Forecasting the Anatomy of the Market Bottom

Financial forecasts, whether they are fundamentally or technically driven, are a combination of probabilities and assumptions, says the editor of the Technical Speculator, a monthly international investment newsletter.

When an analyst indicates that the earnings for a company are expected to increase during the next quarter and the business is now trading below its intrinsic value, he is suggesting that the probability of a number of issues should positively affect the near-term earnings outlook for this organization.

The assumption is that companies who trade below their true worth will eventually rise up to their intrinsic value. In other words, the fundamental evidence indicates the company is undervalued and the stock price will reflect this by advancing sometime in the near future.

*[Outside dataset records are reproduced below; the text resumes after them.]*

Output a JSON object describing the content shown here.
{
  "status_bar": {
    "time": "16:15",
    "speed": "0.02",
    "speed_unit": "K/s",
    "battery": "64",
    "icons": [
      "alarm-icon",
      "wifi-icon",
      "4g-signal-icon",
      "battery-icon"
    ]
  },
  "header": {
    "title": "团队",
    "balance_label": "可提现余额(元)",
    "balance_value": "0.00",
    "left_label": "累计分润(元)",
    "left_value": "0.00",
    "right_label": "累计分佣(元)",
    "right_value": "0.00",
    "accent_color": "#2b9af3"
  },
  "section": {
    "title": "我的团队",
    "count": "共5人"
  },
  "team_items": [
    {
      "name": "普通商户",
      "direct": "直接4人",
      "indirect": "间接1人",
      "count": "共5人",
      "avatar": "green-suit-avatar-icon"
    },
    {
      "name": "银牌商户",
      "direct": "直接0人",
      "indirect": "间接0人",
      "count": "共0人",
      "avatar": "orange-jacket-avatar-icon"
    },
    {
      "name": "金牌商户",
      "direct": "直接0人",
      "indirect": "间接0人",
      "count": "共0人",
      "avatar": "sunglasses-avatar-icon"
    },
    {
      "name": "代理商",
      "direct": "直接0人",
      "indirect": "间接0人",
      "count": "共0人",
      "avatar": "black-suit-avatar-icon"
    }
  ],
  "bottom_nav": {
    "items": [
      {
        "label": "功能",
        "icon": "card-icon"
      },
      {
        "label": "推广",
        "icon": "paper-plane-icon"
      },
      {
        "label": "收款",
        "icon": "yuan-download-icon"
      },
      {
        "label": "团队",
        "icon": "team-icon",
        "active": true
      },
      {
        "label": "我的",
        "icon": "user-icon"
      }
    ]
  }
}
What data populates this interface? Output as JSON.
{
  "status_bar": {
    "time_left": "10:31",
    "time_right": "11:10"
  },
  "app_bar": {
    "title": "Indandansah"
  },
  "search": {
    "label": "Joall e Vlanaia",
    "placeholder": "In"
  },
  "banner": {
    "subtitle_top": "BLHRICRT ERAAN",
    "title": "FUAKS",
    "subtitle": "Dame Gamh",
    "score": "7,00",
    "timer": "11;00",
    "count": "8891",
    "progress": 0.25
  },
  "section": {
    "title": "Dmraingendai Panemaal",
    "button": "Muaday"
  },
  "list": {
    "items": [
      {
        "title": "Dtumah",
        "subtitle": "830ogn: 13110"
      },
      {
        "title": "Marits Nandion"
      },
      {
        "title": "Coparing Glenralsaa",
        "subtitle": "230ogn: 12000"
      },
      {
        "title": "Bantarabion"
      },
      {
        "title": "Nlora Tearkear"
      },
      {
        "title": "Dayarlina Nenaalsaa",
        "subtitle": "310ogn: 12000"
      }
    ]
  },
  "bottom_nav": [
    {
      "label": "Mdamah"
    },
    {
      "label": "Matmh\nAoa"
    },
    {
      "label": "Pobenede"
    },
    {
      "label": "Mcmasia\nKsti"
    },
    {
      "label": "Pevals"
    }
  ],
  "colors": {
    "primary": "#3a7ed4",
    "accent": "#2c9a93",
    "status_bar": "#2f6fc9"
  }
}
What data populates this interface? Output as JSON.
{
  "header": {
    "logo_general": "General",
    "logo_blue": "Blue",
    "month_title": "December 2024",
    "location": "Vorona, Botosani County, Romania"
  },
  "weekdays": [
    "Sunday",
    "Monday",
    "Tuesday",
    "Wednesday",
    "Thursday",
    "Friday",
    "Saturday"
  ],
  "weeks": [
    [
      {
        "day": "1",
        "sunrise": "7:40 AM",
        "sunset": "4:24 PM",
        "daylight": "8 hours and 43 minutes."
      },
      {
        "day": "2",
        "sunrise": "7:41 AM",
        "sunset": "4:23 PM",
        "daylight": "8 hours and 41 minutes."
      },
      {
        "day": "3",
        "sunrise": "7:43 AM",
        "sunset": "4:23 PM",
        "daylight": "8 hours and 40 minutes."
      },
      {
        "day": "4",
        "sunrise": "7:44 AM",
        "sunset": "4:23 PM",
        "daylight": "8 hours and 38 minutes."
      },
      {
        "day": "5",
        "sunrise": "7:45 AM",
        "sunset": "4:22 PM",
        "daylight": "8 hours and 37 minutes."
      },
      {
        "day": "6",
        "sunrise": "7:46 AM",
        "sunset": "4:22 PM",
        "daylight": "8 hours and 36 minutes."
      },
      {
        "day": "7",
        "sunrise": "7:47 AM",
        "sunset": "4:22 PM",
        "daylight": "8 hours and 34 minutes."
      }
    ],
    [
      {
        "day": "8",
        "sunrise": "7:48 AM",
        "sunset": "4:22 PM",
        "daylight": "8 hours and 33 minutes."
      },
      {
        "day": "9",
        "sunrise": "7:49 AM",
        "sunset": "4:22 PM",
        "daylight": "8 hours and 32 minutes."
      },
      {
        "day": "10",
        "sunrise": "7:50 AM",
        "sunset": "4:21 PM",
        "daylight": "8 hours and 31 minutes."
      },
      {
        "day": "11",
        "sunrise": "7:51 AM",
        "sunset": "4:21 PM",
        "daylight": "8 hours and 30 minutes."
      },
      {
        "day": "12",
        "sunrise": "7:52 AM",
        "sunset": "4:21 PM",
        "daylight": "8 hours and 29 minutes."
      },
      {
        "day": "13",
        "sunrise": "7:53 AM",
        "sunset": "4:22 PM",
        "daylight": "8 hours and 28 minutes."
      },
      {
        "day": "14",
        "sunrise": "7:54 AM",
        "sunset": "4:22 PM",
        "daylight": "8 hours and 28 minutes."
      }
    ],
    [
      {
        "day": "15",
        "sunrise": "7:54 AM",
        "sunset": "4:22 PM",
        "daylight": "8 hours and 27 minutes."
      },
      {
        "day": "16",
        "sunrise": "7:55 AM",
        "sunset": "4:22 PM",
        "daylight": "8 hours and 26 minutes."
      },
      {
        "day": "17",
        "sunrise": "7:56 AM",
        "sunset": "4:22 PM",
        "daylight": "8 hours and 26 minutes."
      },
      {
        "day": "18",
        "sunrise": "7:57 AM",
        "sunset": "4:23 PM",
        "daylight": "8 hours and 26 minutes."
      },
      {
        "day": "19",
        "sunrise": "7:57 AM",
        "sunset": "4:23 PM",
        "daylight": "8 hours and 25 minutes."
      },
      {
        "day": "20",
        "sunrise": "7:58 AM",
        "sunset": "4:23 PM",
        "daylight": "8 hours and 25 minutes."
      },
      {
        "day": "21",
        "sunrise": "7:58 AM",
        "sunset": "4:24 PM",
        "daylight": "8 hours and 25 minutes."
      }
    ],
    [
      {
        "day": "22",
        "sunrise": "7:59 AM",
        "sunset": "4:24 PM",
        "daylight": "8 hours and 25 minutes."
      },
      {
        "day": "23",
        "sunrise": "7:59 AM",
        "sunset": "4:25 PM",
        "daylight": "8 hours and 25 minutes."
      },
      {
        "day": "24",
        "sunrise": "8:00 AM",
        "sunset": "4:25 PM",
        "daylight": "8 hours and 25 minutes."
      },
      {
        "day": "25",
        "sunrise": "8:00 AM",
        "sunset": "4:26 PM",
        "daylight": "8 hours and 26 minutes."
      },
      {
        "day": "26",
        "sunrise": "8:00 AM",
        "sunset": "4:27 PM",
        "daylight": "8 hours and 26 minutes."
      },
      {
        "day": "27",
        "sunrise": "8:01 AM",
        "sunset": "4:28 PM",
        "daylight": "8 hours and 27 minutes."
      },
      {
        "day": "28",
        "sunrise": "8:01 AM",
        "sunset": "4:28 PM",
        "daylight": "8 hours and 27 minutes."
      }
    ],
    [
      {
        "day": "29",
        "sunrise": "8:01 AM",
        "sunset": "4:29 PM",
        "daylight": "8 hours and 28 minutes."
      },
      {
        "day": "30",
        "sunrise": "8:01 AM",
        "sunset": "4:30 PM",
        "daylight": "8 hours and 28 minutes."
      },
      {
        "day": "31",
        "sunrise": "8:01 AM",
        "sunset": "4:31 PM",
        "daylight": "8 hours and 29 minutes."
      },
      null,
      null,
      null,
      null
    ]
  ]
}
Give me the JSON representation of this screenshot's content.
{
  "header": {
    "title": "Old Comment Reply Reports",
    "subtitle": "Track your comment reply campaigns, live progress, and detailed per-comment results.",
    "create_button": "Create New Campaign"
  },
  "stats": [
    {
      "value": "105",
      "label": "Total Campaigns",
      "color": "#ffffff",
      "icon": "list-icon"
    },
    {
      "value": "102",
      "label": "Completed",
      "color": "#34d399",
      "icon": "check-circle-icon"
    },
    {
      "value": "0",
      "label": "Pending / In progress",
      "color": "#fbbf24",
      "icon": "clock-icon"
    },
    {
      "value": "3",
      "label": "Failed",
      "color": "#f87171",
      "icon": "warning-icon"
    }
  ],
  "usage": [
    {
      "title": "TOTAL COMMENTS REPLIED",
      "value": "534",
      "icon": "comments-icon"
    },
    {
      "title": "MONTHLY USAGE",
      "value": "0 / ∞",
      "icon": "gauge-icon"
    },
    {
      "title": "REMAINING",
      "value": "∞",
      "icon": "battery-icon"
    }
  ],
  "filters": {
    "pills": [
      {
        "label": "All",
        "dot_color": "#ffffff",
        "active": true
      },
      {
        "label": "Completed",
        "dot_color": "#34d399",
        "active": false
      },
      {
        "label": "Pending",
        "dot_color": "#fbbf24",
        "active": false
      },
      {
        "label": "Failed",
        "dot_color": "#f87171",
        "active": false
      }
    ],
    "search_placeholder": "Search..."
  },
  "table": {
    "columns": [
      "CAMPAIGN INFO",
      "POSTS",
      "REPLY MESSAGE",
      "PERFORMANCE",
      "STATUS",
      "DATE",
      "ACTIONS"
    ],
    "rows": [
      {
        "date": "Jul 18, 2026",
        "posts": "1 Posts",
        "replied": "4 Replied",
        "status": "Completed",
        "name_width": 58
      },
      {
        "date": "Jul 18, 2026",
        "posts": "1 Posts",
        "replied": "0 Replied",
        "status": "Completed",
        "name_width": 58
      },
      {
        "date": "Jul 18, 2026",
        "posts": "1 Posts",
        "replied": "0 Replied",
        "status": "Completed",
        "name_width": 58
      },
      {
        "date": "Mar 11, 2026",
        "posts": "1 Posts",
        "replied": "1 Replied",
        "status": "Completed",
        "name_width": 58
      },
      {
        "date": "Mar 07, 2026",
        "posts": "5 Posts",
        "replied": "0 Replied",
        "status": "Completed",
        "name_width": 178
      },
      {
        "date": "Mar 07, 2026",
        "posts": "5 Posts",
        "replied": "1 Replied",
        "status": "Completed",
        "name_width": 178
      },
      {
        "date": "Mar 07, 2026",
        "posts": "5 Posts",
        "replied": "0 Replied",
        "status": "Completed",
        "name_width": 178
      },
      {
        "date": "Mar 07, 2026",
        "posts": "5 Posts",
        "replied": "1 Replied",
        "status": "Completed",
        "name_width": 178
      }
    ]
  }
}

This probability analysis also applies to a technical review. Mathematical models can show where the greatest likelihood of major lows will develop in the future and, coupled with historical data, the time frame for the bottom of the bear market can be estimated.

Bear market bottoms can develop in any of three forms. However, as global equity markets are tightly linked, they typically all reach their lows during the same months and often on the same day. With models indicating that major troughs are expected in June and October this year and another in March 2010, there is a 75% probability that the last bottom of this severe bear market should occur in June or October and with a possible retest in March.

The assumption is that the end will develop this year verses June or October 2010.